A Short Talk on Fear

To be read aloud tonight as part of Odessa College's F.E.A.R. Festival at the Globe Theatre in Odessa, TX.


Hi all. I want to introduce you to a curious sort of poem. The poet and classicist Anne Carson has these poems she calls “Short Talks.” They’re really funny because we use short talks all the time—short talks when coaching, short talks when apologizing, short talks when remembering. She goes another direction. Can a short talk be a moment full of wonder? Here’s one of her poems–not sure if I rendered it correctly--“Short Talk on Orchids:” 

Short Talk on Orchids
Anne Carson
    
We live by tunneling for we are people buried alive. To me, the tunnels you make will

seem strangely aimless, uprooted orchids. But the fragrance is undying. A Little Boy
has run away from Amherst a few Days ago, writes Emily Dickinson in a letter of 1883,
and when asked where he was going replied, Vermont or Asia.

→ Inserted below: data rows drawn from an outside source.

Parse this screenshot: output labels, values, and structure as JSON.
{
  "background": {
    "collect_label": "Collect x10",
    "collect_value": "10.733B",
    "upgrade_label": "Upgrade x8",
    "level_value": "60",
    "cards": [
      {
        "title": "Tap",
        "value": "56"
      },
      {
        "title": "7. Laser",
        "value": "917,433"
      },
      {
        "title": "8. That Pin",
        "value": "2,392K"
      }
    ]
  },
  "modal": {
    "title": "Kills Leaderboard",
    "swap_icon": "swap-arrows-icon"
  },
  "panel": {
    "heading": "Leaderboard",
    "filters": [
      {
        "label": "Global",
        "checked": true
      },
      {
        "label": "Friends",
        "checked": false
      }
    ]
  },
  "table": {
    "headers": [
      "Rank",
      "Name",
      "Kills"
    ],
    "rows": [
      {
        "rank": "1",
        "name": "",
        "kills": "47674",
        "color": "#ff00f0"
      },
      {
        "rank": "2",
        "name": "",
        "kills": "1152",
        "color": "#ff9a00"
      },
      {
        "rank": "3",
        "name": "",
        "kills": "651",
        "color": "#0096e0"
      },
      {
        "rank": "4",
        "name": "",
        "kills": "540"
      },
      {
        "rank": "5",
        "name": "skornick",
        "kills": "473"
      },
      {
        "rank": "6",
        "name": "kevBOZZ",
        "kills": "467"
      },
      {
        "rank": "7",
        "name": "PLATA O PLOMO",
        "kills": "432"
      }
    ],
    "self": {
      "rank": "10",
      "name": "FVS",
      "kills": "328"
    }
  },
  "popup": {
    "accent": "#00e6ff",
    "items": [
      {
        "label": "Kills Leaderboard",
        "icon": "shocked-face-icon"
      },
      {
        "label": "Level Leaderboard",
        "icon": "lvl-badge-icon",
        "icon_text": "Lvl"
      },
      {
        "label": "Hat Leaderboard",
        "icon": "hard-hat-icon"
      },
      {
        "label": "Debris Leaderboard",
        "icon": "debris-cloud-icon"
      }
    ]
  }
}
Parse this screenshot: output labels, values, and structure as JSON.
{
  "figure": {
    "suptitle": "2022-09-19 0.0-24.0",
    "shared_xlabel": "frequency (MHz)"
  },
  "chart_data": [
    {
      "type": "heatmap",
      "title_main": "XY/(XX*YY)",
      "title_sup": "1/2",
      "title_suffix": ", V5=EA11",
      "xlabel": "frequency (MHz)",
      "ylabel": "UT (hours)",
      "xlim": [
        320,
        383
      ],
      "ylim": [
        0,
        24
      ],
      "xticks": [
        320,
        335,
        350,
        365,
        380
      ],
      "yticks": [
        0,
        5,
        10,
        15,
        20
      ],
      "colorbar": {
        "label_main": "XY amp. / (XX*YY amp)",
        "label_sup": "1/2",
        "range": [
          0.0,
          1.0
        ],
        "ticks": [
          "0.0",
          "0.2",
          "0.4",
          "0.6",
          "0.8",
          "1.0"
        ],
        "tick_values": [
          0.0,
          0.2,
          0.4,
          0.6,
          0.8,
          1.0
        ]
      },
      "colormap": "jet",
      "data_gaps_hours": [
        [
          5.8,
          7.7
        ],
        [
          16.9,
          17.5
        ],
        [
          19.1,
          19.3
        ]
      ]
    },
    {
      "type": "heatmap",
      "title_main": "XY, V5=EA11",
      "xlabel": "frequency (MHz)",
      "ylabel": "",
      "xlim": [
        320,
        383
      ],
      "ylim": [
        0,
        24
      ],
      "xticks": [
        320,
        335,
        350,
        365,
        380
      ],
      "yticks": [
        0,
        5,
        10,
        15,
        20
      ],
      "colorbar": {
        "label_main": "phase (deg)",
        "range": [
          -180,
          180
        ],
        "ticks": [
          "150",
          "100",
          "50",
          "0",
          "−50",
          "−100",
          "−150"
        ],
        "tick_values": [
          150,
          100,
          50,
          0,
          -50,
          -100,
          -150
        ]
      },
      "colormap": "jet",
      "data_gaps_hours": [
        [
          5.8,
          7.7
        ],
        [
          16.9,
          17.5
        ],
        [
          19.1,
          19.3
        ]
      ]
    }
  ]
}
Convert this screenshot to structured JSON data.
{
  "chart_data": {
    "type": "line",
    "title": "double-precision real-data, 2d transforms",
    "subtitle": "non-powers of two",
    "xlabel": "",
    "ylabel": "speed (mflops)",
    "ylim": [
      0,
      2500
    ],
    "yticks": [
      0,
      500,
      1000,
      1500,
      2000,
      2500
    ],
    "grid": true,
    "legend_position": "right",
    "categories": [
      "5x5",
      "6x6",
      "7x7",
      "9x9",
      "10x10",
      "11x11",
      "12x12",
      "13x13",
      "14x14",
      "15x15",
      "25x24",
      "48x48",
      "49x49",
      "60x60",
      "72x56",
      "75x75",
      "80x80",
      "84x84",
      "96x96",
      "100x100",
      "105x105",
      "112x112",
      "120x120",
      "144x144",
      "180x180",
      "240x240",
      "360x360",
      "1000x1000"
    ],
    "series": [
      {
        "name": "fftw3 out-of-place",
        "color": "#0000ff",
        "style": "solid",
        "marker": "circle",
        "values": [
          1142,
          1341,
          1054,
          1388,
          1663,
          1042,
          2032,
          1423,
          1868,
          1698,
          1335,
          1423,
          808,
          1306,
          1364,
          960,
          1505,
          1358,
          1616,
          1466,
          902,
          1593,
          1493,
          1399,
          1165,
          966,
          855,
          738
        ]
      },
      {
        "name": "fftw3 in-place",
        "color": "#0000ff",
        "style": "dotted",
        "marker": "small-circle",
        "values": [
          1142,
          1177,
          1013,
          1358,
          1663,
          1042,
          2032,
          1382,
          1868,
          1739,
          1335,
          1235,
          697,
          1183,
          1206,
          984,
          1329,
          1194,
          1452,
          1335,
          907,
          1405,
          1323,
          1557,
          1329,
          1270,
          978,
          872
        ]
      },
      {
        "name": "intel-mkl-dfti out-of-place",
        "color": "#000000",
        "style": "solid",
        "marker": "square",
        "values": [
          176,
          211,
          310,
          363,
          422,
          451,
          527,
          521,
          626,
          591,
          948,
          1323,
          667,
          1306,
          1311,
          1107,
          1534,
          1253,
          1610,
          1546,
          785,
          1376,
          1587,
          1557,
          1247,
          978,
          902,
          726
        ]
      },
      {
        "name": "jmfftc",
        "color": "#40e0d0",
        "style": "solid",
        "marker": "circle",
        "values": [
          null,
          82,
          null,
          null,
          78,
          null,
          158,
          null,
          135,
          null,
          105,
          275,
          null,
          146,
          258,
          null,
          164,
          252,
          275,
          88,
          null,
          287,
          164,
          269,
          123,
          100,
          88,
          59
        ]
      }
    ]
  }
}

Carson starts with a horror: “we are people buried alive.” Then she unravels that horror. We’re tunneling; the tunnels are like orchids, the tunnels have an everlasting fragrance. If you do something out of sheer frustration, it could be sublime. 

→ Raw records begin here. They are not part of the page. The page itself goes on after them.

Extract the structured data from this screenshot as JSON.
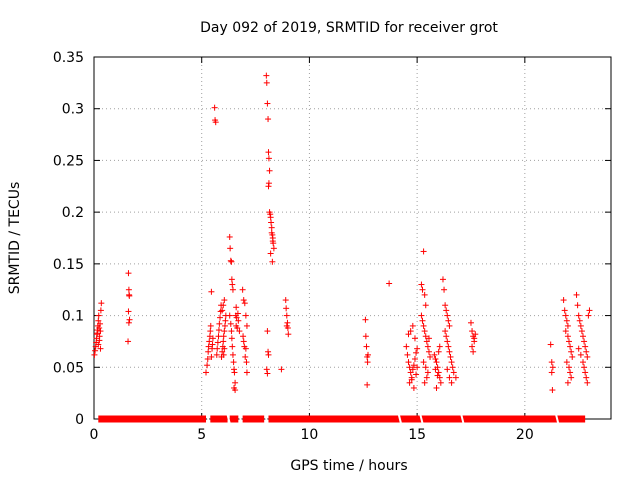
{
  "chart_data": {
    "type": "scatter",
    "title": "Day 092 of 2019, SRMTID for receiver grot",
    "xlabel": "GPS time / hours",
    "ylabel": "SRMTID / TECUs",
    "xlim": [
      0,
      24
    ],
    "ylim": [
      0,
      0.35
    ],
    "x_ticks": [
      0,
      5,
      10,
      15,
      20
    ],
    "y_ticks": [
      0,
      0.05,
      0.1,
      0.15,
      0.2,
      0.25,
      0.3,
      0.35
    ],
    "x_tick_labels": [
      "0",
      "5",
      "10",
      "15",
      "20"
    ],
    "y_tick_labels": [
      "0",
      "0.05",
      "0.1",
      "0.15",
      "0.2",
      "0.25",
      "0.3",
      "0.35"
    ],
    "grid": true,
    "marker": "+",
    "color": "#ff0000",
    "series": [
      {
        "name": "SRMTID",
        "points": [
          [
            0.02,
            0.062
          ],
          [
            0.05,
            0.066
          ],
          [
            0.08,
            0.07
          ],
          [
            0.1,
            0.074
          ],
          [
            0.12,
            0.078
          ],
          [
            0.14,
            0.082
          ],
          [
            0.16,
            0.086
          ],
          [
            0.18,
            0.09
          ],
          [
            0.2,
            0.095
          ],
          [
            0.22,
            0.1
          ],
          [
            0.24,
            0.088
          ],
          [
            0.26,
            0.08
          ],
          [
            0.28,
            0.092
          ],
          [
            0.3,
            0.085
          ],
          [
            0.32,
            0.105
          ],
          [
            0.34,
            0.112
          ],
          [
            0.2,
            0.072
          ],
          [
            0.25,
            0.076
          ],
          [
            0.3,
            0.068
          ],
          [
            0.15,
            0.083
          ],
          [
            1.6,
            0.141
          ],
          [
            1.62,
            0.125
          ],
          [
            1.64,
            0.119
          ],
          [
            1.6,
            0.104
          ],
          [
            1.65,
            0.096
          ],
          [
            1.62,
            0.093
          ],
          [
            1.58,
            0.075
          ],
          [
            1.63,
            0.12
          ],
          [
            5.2,
            0.045
          ],
          [
            5.25,
            0.052
          ],
          [
            5.28,
            0.058
          ],
          [
            5.3,
            0.065
          ],
          [
            5.32,
            0.07
          ],
          [
            5.35,
            0.075
          ],
          [
            5.38,
            0.08
          ],
          [
            5.4,
            0.085
          ],
          [
            5.42,
            0.09
          ],
          [
            5.45,
            0.06
          ],
          [
            5.48,
            0.068
          ],
          [
            5.5,
            0.072
          ],
          [
            5.52,
            0.078
          ],
          [
            5.45,
            0.123
          ],
          [
            5.6,
            0.301
          ],
          [
            5.62,
            0.289
          ],
          [
            5.65,
            0.287
          ],
          [
            5.7,
            0.062
          ],
          [
            5.72,
            0.068
          ],
          [
            5.75,
            0.074
          ],
          [
            5.78,
            0.08
          ],
          [
            5.8,
            0.086
          ],
          [
            5.82,
            0.092
          ],
          [
            5.85,
            0.098
          ],
          [
            5.88,
            0.104
          ],
          [
            5.9,
            0.11
          ],
          [
            5.92,
            0.06
          ],
          [
            5.95,
            0.065
          ],
          [
            5.98,
            0.07
          ],
          [
            6.0,
            0.075
          ],
          [
            6.02,
            0.08
          ],
          [
            6.05,
            0.085
          ],
          [
            6.08,
            0.09
          ],
          [
            6.1,
            0.095
          ],
          [
            6.12,
            0.1
          ],
          [
            6.0,
            0.11
          ],
          [
            6.05,
            0.115
          ],
          [
            5.95,
            0.105
          ],
          [
            6.02,
            0.062
          ],
          [
            6.05,
            0.068
          ],
          [
            6.3,
            0.176
          ],
          [
            6.32,
            0.165
          ],
          [
            6.35,
            0.153
          ],
          [
            6.38,
            0.152
          ],
          [
            6.4,
            0.135
          ],
          [
            6.42,
            0.13
          ],
          [
            6.45,
            0.125
          ],
          [
            6.3,
            0.1
          ],
          [
            6.35,
            0.092
          ],
          [
            6.38,
            0.085
          ],
          [
            6.4,
            0.078
          ],
          [
            6.42,
            0.07
          ],
          [
            6.45,
            0.062
          ],
          [
            6.48,
            0.055
          ],
          [
            6.5,
            0.048
          ],
          [
            6.52,
            0.045
          ],
          [
            6.55,
            0.035
          ],
          [
            6.5,
            0.03
          ],
          [
            6.55,
            0.028
          ],
          [
            6.58,
            0.1
          ],
          [
            6.6,
            0.108
          ],
          [
            6.62,
            0.098
          ],
          [
            6.65,
            0.088
          ],
          [
            6.6,
            0.09
          ],
          [
            6.68,
            0.102
          ],
          [
            6.7,
            0.095
          ],
          [
            6.75,
            0.085
          ],
          [
            6.9,
            0.125
          ],
          [
            6.95,
            0.115
          ],
          [
            7.0,
            0.112
          ],
          [
            7.05,
            0.1
          ],
          [
            7.1,
            0.09
          ],
          [
            6.92,
            0.08
          ],
          [
            6.98,
            0.07
          ],
          [
            7.02,
            0.06
          ],
          [
            7.08,
            0.055
          ],
          [
            7.1,
            0.045
          ],
          [
            6.95,
            0.075
          ],
          [
            7.05,
            0.068
          ],
          [
            8.0,
            0.332
          ],
          [
            8.02,
            0.325
          ],
          [
            8.05,
            0.305
          ],
          [
            8.08,
            0.29
          ],
          [
            8.1,
            0.258
          ],
          [
            8.12,
            0.252
          ],
          [
            8.15,
            0.24
          ],
          [
            8.12,
            0.228
          ],
          [
            8.1,
            0.225
          ],
          [
            8.15,
            0.2
          ],
          [
            8.18,
            0.198
          ],
          [
            8.2,
            0.195
          ],
          [
            8.22,
            0.19
          ],
          [
            8.25,
            0.185
          ],
          [
            8.28,
            0.178
          ],
          [
            8.3,
            0.175
          ],
          [
            8.32,
            0.17
          ],
          [
            8.35,
            0.165
          ],
          [
            8.2,
            0.16
          ],
          [
            8.28,
            0.152
          ],
          [
            8.3,
            0.172
          ],
          [
            8.25,
            0.18
          ],
          [
            8.05,
            0.085
          ],
          [
            8.08,
            0.065
          ],
          [
            8.1,
            0.062
          ],
          [
            8.02,
            0.048
          ],
          [
            8.05,
            0.044
          ],
          [
            8.7,
            0.048
          ],
          [
            8.9,
            0.115
          ],
          [
            8.92,
            0.107
          ],
          [
            8.95,
            0.1
          ],
          [
            8.98,
            0.093
          ],
          [
            9.0,
            0.088
          ],
          [
            9.02,
            0.082
          ],
          [
            8.95,
            0.09
          ],
          [
            12.6,
            0.096
          ],
          [
            12.62,
            0.08
          ],
          [
            12.65,
            0.07
          ],
          [
            12.68,
            0.06
          ],
          [
            12.7,
            0.055
          ],
          [
            12.72,
            0.062
          ],
          [
            12.68,
            0.033
          ],
          [
            13.7,
            0.131
          ],
          [
            14.5,
            0.07
          ],
          [
            14.55,
            0.062
          ],
          [
            14.6,
            0.055
          ],
          [
            14.65,
            0.05
          ],
          [
            14.7,
            0.045
          ],
          [
            14.75,
            0.04
          ],
          [
            14.8,
            0.048
          ],
          [
            14.85,
            0.052
          ],
          [
            14.9,
            0.058
          ],
          [
            14.95,
            0.064
          ],
          [
            15.0,
            0.068
          ],
          [
            14.6,
            0.082
          ],
          [
            14.7,
            0.085
          ],
          [
            14.8,
            0.09
          ],
          [
            14.9,
            0.078
          ],
          [
            15.0,
            0.05
          ],
          [
            14.65,
            0.035
          ],
          [
            14.75,
            0.038
          ],
          [
            14.85,
            0.03
          ],
          [
            14.95,
            0.043
          ],
          [
            15.2,
            0.13
          ],
          [
            15.25,
            0.125
          ],
          [
            15.3,
            0.162
          ],
          [
            15.35,
            0.12
          ],
          [
            15.4,
            0.11
          ],
          [
            15.2,
            0.1
          ],
          [
            15.25,
            0.095
          ],
          [
            15.3,
            0.09
          ],
          [
            15.35,
            0.085
          ],
          [
            15.4,
            0.08
          ],
          [
            15.45,
            0.075
          ],
          [
            15.5,
            0.07
          ],
          [
            15.55,
            0.065
          ],
          [
            15.6,
            0.06
          ],
          [
            15.3,
            0.055
          ],
          [
            15.4,
            0.05
          ],
          [
            15.5,
            0.045
          ],
          [
            15.45,
            0.04
          ],
          [
            15.35,
            0.035
          ],
          [
            15.55,
            0.078
          ],
          [
            15.8,
            0.062
          ],
          [
            15.85,
            0.058
          ],
          [
            15.9,
            0.055
          ],
          [
            15.95,
            0.05
          ],
          [
            16.0,
            0.045
          ],
          [
            16.05,
            0.04
          ],
          [
            16.1,
            0.035
          ],
          [
            15.9,
            0.03
          ],
          [
            16.0,
            0.065
          ],
          [
            16.05,
            0.07
          ],
          [
            15.85,
            0.048
          ],
          [
            15.95,
            0.042
          ],
          [
            16.2,
            0.135
          ],
          [
            16.25,
            0.125
          ],
          [
            16.3,
            0.11
          ],
          [
            16.35,
            0.105
          ],
          [
            16.4,
            0.1
          ],
          [
            16.45,
            0.095
          ],
          [
            16.5,
            0.09
          ],
          [
            16.3,
            0.085
          ],
          [
            16.35,
            0.08
          ],
          [
            16.4,
            0.075
          ],
          [
            16.45,
            0.07
          ],
          [
            16.5,
            0.065
          ],
          [
            16.55,
            0.06
          ],
          [
            16.6,
            0.055
          ],
          [
            16.65,
            0.05
          ],
          [
            16.7,
            0.045
          ],
          [
            16.5,
            0.04
          ],
          [
            16.6,
            0.035
          ],
          [
            16.4,
            0.048
          ],
          [
            16.8,
            0.04
          ],
          [
            17.5,
            0.093
          ],
          [
            17.55,
            0.085
          ],
          [
            17.6,
            0.08
          ],
          [
            17.65,
            0.075
          ],
          [
            17.55,
            0.07
          ],
          [
            17.6,
            0.065
          ],
          [
            17.65,
            0.078
          ],
          [
            17.7,
            0.082
          ],
          [
            21.2,
            0.072
          ],
          [
            21.25,
            0.055
          ],
          [
            21.3,
            0.05
          ],
          [
            21.25,
            0.045
          ],
          [
            21.28,
            0.028
          ],
          [
            21.8,
            0.115
          ],
          [
            21.85,
            0.105
          ],
          [
            21.9,
            0.1
          ],
          [
            21.95,
            0.095
          ],
          [
            22.0,
            0.09
          ],
          [
            21.9,
            0.085
          ],
          [
            22.0,
            0.08
          ],
          [
            22.05,
            0.075
          ],
          [
            22.1,
            0.07
          ],
          [
            22.15,
            0.065
          ],
          [
            22.2,
            0.06
          ],
          [
            21.95,
            0.055
          ],
          [
            22.05,
            0.05
          ],
          [
            22.1,
            0.045
          ],
          [
            22.15,
            0.04
          ],
          [
            22.0,
            0.035
          ],
          [
            22.4,
            0.12
          ],
          [
            22.45,
            0.11
          ],
          [
            22.5,
            0.1
          ],
          [
            22.55,
            0.095
          ],
          [
            22.6,
            0.09
          ],
          [
            22.65,
            0.085
          ],
          [
            22.7,
            0.08
          ],
          [
            22.75,
            0.075
          ],
          [
            22.8,
            0.07
          ],
          [
            22.85,
            0.065
          ],
          [
            22.9,
            0.06
          ],
          [
            22.7,
            0.055
          ],
          [
            22.75,
            0.05
          ],
          [
            22.8,
            0.045
          ],
          [
            22.85,
            0.04
          ],
          [
            22.9,
            0.035
          ],
          [
            22.95,
            0.1
          ],
          [
            23.0,
            0.105
          ],
          [
            22.6,
            0.062
          ],
          [
            22.5,
            0.068
          ]
        ]
      }
    ],
    "zero_baseline": {
      "y": 0,
      "x_ranges": [
        [
          0.2,
          5.2
        ],
        [
          5.4,
          6.2
        ],
        [
          6.3,
          6.7
        ],
        [
          6.9,
          7.9
        ],
        [
          8.1,
          22.8
        ]
      ],
      "gaps": [
        5.3,
        6.25,
        6.8,
        8.0,
        14.2,
        15.2,
        17.1,
        21.5
      ]
    }
  }
}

I believe she’s opened the door for a powerful genre. We need short talks. We need to take an idea about who we are or how we live and push it a less-than-usual direction. Like a longer talk, a line or two has to try to be especially memorable. So here’s an attempt at a short talk on fear: 

Short Talk on Fear 
Ashok Karra 

There may be nothing to fear but fear itself, but there is an awful lot of fear. Fear spreads procedurally, like the endless spinoffs of Law and Order, CSI, NCIS. It creates its own space. You enter a room. All is dark except for the glow of the TV, the room resounds with police yelling, and the people you know are snoring on the couch. There’s so much fear it’s a form of comfort. Once, you went outside and did things that weren’t smart. You jumped from playground equipment or tried to do parkour with a bicycle rack. There was fear, there was discomfort, and we grew.